VN businesses need to learn how to deal with anti-dumping lawsuits: experts
Vietnam's products have been facing many anti-dumping lawsuits
At least 99 percent of the lawsuits were filed by manufacturers in importing countries.
To date, Vietnam has been the defendant in 78 anti-dumping lawsuits, 12 anti-countervailing cases and 17 anti-dumping duty avoidance cases.
The report released at a workshop on trade remedies held by the Vietnam Chamber of Commerce and Industry (VCCI) in late June 2018 showed that of 78 anti-dumping investigation cases, 20 percent were raised by the US. Regarding anti-countervailing lawsuits, half of the cases were also raised in the US. The other plaintiffs were India, Turkey, Australia and the EU.

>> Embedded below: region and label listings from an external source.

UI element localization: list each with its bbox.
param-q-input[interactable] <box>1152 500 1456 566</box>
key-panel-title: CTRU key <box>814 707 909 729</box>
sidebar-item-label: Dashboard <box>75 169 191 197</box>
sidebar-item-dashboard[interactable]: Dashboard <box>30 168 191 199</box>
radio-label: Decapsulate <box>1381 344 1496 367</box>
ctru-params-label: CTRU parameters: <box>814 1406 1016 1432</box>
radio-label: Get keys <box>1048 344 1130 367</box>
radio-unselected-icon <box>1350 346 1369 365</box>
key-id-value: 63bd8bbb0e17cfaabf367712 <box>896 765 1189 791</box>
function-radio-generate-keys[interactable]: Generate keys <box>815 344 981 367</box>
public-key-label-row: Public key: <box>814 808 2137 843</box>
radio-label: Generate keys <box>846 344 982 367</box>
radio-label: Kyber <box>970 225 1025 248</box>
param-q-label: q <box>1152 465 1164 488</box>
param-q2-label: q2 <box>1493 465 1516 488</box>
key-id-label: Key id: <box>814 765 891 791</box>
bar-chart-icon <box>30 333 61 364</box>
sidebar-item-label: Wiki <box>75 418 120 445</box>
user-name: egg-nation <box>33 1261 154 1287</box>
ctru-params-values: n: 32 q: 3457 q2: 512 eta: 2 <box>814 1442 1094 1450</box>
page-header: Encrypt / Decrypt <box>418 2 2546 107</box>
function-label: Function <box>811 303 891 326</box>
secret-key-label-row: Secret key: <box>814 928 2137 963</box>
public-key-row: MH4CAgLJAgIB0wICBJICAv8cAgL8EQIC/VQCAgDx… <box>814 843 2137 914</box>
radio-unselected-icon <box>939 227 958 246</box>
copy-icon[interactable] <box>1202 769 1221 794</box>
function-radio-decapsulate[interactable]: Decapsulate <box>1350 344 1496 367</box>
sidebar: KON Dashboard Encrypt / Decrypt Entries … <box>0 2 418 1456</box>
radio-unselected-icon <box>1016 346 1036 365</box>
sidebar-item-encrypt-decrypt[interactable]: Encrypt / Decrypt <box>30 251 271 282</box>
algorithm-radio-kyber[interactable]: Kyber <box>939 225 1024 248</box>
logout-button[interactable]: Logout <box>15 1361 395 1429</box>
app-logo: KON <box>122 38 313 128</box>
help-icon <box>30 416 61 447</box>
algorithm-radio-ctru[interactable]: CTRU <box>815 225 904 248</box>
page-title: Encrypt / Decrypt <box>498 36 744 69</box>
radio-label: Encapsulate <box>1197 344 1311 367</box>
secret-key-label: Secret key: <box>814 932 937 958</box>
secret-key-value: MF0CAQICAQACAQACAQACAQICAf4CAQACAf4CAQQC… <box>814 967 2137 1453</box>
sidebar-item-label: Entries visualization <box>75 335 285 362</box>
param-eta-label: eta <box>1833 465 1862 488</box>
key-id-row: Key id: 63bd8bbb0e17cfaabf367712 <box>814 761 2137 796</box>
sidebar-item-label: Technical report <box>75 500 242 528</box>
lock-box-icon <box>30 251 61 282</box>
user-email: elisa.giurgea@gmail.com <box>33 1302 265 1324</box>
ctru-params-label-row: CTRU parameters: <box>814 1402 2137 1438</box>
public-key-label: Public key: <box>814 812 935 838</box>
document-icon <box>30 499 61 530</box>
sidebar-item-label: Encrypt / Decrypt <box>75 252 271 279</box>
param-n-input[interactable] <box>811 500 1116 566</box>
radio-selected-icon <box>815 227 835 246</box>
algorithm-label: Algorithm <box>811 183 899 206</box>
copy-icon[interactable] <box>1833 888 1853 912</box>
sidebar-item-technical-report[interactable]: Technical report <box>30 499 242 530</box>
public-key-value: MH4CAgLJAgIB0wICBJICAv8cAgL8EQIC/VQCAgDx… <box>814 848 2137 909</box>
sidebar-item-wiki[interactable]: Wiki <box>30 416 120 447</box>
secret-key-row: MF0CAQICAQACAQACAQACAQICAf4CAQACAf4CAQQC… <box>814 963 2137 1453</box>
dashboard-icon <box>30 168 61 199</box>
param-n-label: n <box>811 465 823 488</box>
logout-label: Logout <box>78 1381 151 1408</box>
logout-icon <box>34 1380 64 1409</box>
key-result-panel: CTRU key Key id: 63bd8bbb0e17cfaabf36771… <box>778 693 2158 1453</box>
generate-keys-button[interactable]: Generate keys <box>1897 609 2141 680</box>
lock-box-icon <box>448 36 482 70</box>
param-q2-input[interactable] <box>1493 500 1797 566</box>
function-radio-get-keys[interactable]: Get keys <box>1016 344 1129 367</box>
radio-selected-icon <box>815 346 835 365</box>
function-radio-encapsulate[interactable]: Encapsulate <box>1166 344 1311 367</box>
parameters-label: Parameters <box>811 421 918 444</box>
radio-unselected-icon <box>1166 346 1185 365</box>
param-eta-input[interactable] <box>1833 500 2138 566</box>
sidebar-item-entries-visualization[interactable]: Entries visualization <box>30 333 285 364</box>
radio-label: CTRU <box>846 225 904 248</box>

Thirty-seven out of 78 anti-dumping and three-fourths of anti-countervailing lawsuits were related to steel products.
The other products that also coped with many anti-dumping lawsuits were yarn and weaving. Vietnam exports some kinds of yarn products which it does not use when making garment exports.
The products are mostly exported to Turkey and India, two markets that filed most of the anti-dumping and anti-subsidy lawsuits. Of the 78 anti-dumping cases, only four were related to farm and seafood products.
Chinese products were levied anti-dumping duties, but import countries doubted that Chinese products were brought to Vietnam before they are shipped to import countries in an attempt to avoid duties.
As for the anti-dumping duty avoidance lawsuits, Nguyen Thi Thu Trang from VCCI said 16 out of 17 cases originated from China.
This means that Chinese products were levied anti-dumping duties, but import countries doubted that Chinese products were brought to Vietnam before they are shipped to import countries in an attempt to avoid duties.
Chu Thang Trung, deputy head of the Trade Remedies Department, commented that the appeal lodged by several branches and enterprises was ineffective because of the lack of experience to deal with foreign rivals.
This is attributed to the enterprises’ limited knowledge about trade remedies, the lack of experience in appeals, the absence of strategy and professionalism, and lack of strong determination.
The problem lies in Vietnam’s enterprises’ weak financial capability, while the cost of appeals is very high. In most cases, enterprises need to hire experienced lawyers from the countries initiating the investigations.
Trung warned that the number of anti-dumping and anti-subsidy lawsuits is on the rise because import countries tend to install technical barriers to restrict imports when the tariffs have been cut in accordance with FTAs.
He said Vietnamese enterprises need to protect themselves by equipping with basic knowledge about the laws.
He also urged enterprises to diversify export markets, seek new markets, diversify products and avoid the overly hot development in exports of some certain products to some certain markets.
Trang of VCCI also thinks that Vietnamese enterprises need to prepare themselves for lawsuits as soon as possible, because anti-dumping lawsuits only last for short time, while technical requirements are very complicated.